Bilingual inscription advertising production of inscriptions, probably from Palermo, C1 CE (ISic000470, Palermo Museum, photo J. Prag)

Previous study has been hampered by the very incomplete dataset available for analysis. Consequently, this subproject will take the new corpus of all Sicilian texts as its starting point and transform it into a tool for systematic, computational linguistic analysis as the basis for a new and wide-ranging study of the linguistic history of the island. Such a study will go far beyond any existing study, not simply in the systematic nature of its coverage, but in its cross-linguistic range, and its temporal coverage from the Archaic period to late Antiquity. This will be achieved by extending the mark-up of the texts in the TEI corpus, through a systematic programme of the tokenization of sentences and words, parts-of-speech tagging of the individual words, lemmatization of individual words, and lastly syntactic analysis. A wide range of Natural Language Processing tools already exists to support this work, principally developed for literary texts. A pipeline of such tools, applicable to multiple ancient languages, has been consolidated in the Classical Languages Toolkit (Burns 2019). Current work on the PapyGreek project (PI Marja Vierros, on the Advisory Board for this project) is developing the Sematia platform, to enable the application of these tools to the more complex corpus of Greek papyrological texts, which are also encoded in EpiDoc (Vierros 2018; Vierros and Henriksson 2017). This provides the model and the tools for the creation of linguistic layers from the EpiDoc corpus of I.Sicily. Work is also underway in the LiLa project to consolidate and unify the tools specifically for Latin (Francesco Mambrini, researcher on the LiLa project is on the Advisory Board for this project).

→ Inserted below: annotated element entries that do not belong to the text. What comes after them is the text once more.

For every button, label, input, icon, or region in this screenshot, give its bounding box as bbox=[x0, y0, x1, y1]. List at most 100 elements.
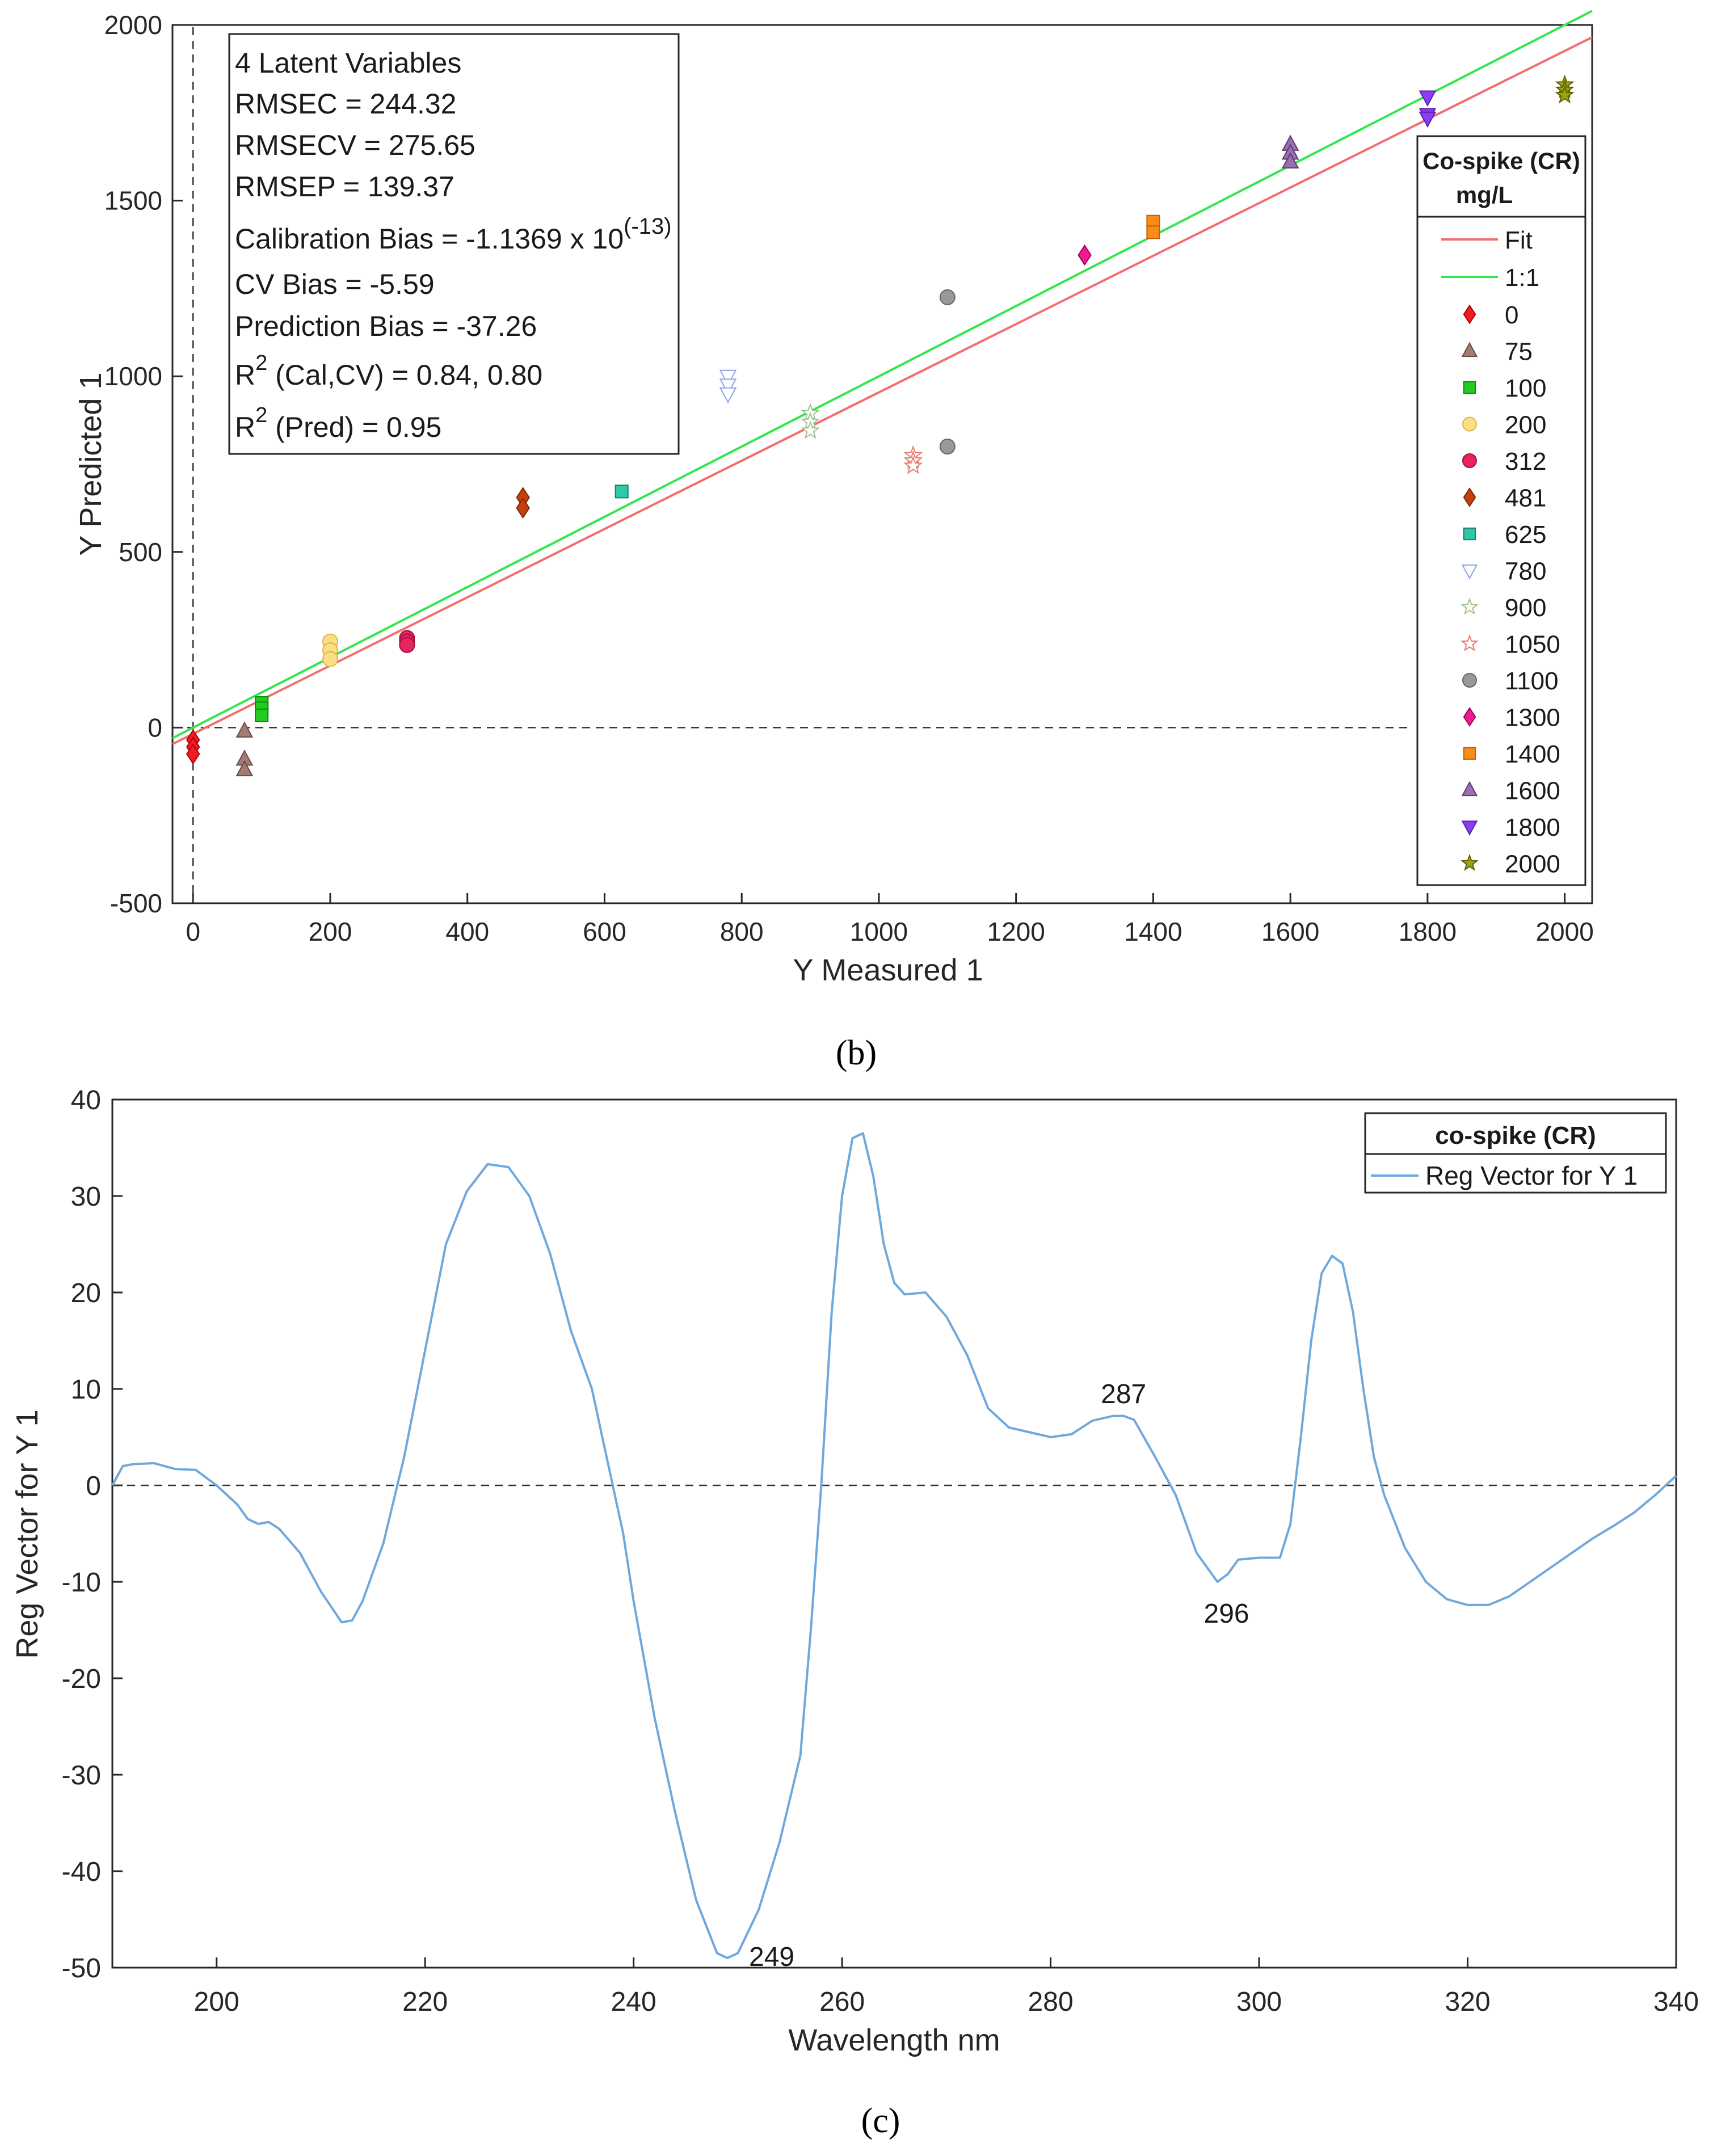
stats-rmsecv: RMSECV = 275.65 bbox=[235, 129, 475, 161]
y-tick-label: -10 bbox=[62, 1568, 101, 1598]
x-tick-label: 200 bbox=[194, 1987, 239, 2017]
y-tick-label: 0 bbox=[148, 713, 162, 742]
one-to-one-line bbox=[172, 10, 1593, 739]
scatter-point-1800 bbox=[1419, 111, 1437, 128]
stats-latent-variables: 4 Latent Variables bbox=[235, 47, 461, 79]
panel-b-plot-area bbox=[172, 10, 1593, 902]
y-tick-label: -50 bbox=[62, 1953, 101, 1984]
fit-line bbox=[172, 36, 1593, 746]
panel-b-legend: Co-spike (CR) mg/L Fit 1:1 0 75 100 200 312 4… bbox=[1416, 135, 1586, 886]
x-tick-label: 1400 bbox=[1124, 917, 1182, 946]
x-tick-label: 320 bbox=[1445, 1987, 1490, 2017]
scatter-point-780 bbox=[719, 369, 737, 386]
y-tick-label: 40 bbox=[71, 1085, 101, 1115]
scatter-point-75 bbox=[235, 760, 254, 777]
x-tick-label: 800 bbox=[720, 917, 764, 946]
scatter-point-1600 bbox=[1281, 152, 1299, 169]
scatter-point-780 bbox=[719, 387, 737, 404]
legend-marker-1800 bbox=[1461, 820, 1478, 836]
x-tick-label: 2000 bbox=[1535, 917, 1593, 946]
scatter-point-1800 bbox=[1419, 90, 1437, 107]
stats-r2-pred: R2 (Pred) = 0.95 bbox=[235, 403, 441, 443]
legend-marker-1300 bbox=[1463, 707, 1476, 727]
scatter-point-1100 bbox=[939, 439, 956, 455]
x-tick-label: 400 bbox=[445, 917, 489, 946]
legend-marker-1600 bbox=[1461, 781, 1478, 797]
y-tick-label: 1000 bbox=[104, 361, 162, 391]
y-tick-label: 30 bbox=[71, 1182, 101, 1212]
x-tick-label: 1600 bbox=[1261, 917, 1319, 946]
panel-c-plot-area: 287 296 249 bbox=[111, 1132, 1677, 1972]
legend-marker-1100 bbox=[1462, 673, 1477, 688]
scatter-point-625 bbox=[615, 485, 629, 499]
legend-label-481: 481 bbox=[1505, 485, 1546, 512]
scatter-point-1050 bbox=[903, 456, 923, 474]
peak-annotation-249: 249 bbox=[749, 1942, 794, 1972]
legend-label-900: 900 bbox=[1505, 594, 1546, 622]
y-tick-label: 10 bbox=[71, 1375, 101, 1405]
panel-c-chart: 200 220 240 260 280 300 320 340 -50 -40 -30 -20 -10 0… bbox=[10, 1085, 1699, 2057]
legend-title: Co-spike (CR) bbox=[1422, 148, 1580, 174]
scatter-point-780 bbox=[719, 378, 737, 395]
panel-b-x-axis-label: Y Measured 1 bbox=[793, 953, 983, 987]
panel-c-label: (c) bbox=[861, 2102, 900, 2140]
x-tick-label: 240 bbox=[611, 1987, 656, 2017]
x-tick-label: 1200 bbox=[987, 917, 1045, 946]
y-tick-label: -30 bbox=[62, 1761, 101, 1791]
x-tick-label: 200 bbox=[309, 917, 352, 946]
scatter-point-1300 bbox=[1078, 244, 1092, 266]
legend-subtitle: mg/L bbox=[1456, 182, 1513, 208]
legend-marker-200 bbox=[1462, 416, 1477, 432]
x-tick-label: 600 bbox=[583, 917, 626, 946]
legend-label-625: 625 bbox=[1505, 521, 1546, 549]
panel-b-chart: 0 200 400 600 800 1000 1200 1400 1600 1800 2000-50… bbox=[74, 10, 1594, 987]
scatter-point-0 bbox=[186, 743, 200, 765]
panel-c-legend-label: Reg Vector for Y 1 bbox=[1425, 1161, 1638, 1190]
legend-label-780: 780 bbox=[1505, 558, 1546, 586]
legend-marker-625 bbox=[1463, 527, 1476, 541]
legend-label-1100: 1100 bbox=[1505, 667, 1559, 695]
stats-box-frame bbox=[228, 33, 680, 455]
stats-prediction-bias: Prediction Bias = -37.26 bbox=[235, 310, 537, 342]
peak-annotation-287: 287 bbox=[1101, 1379, 1146, 1409]
x-tick-label: 0 bbox=[186, 917, 200, 946]
legend-marker-900 bbox=[1461, 597, 1479, 615]
y-tick-label: -40 bbox=[62, 1857, 101, 1887]
scatter-point-200 bbox=[322, 651, 338, 667]
panel-c-axes-frame bbox=[111, 1098, 1677, 1969]
scatter-point-900 bbox=[801, 420, 820, 439]
y-tick-label: 2000 bbox=[104, 10, 162, 40]
legend-frame bbox=[1416, 135, 1586, 886]
panel-c-ticks: 200 220 240 260 280 300 320 340 -50 -40 -30 -20 -10 0… bbox=[62, 1085, 1699, 2017]
scatter-point-1400 bbox=[1146, 225, 1160, 239]
legend-label-1800: 1800 bbox=[1505, 814, 1560, 841]
y-tick-label: -20 bbox=[62, 1664, 101, 1694]
stats-r2-cal-cv: R2 (Cal,CV) = 0.84, 0.80 bbox=[235, 351, 542, 391]
panel-c-x-axis-label: Wavelength nm bbox=[788, 2023, 1000, 2057]
panel-b-stats-box: 4 Latent Variables RMSEC = 244.32 RMSECV… bbox=[228, 33, 680, 455]
x-tick-label: 280 bbox=[1028, 1987, 1074, 2017]
y-tick-label: 500 bbox=[119, 537, 162, 567]
panel-b-label: (b) bbox=[836, 1034, 877, 1072]
legend-marker-780 bbox=[1461, 564, 1478, 580]
legend-label-1600: 1600 bbox=[1505, 777, 1560, 805]
x-tick-label: 300 bbox=[1236, 1987, 1282, 2017]
x-tick-label: 260 bbox=[819, 1987, 865, 2017]
scatter-point-2000 bbox=[1555, 85, 1575, 104]
y-tick-label: -500 bbox=[110, 888, 162, 918]
legend-marker-75 bbox=[1461, 342, 1478, 357]
legend-label-1300: 1300 bbox=[1505, 704, 1560, 732]
legend-label-312: 312 bbox=[1505, 448, 1546, 475]
reg-vector-line bbox=[111, 1132, 1677, 1959]
legend-one-to-one-label: 1:1 bbox=[1505, 264, 1539, 292]
x-tick-label: 340 bbox=[1653, 1987, 1699, 2017]
x-tick-label: 220 bbox=[402, 1987, 448, 2017]
y-tick-label: 0 bbox=[86, 1471, 101, 1501]
legend-label-1400: 1400 bbox=[1505, 740, 1560, 768]
scatter-point-481 bbox=[516, 497, 530, 519]
legend-marker-1050 bbox=[1461, 634, 1479, 652]
legend-label-2000: 2000 bbox=[1505, 850, 1560, 878]
legend-label-75: 75 bbox=[1505, 338, 1533, 366]
y-tick-label: 1500 bbox=[104, 186, 162, 216]
legend-label-200: 200 bbox=[1505, 411, 1546, 439]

Additional support on the Advisory Board is provided by Professor Wolfgang De Melo (University of Oxford), an expert in Latin historical linguistics; and Dr Alex Mullen, PI on the LatinNow project studying sociolinguistics of the northwestern Roman empire through epigraphic evidence.

This sub-project will be led by a three-year post-doctoral researcher in the field of historical linguistics, over years 2-4 of the Crossreads project.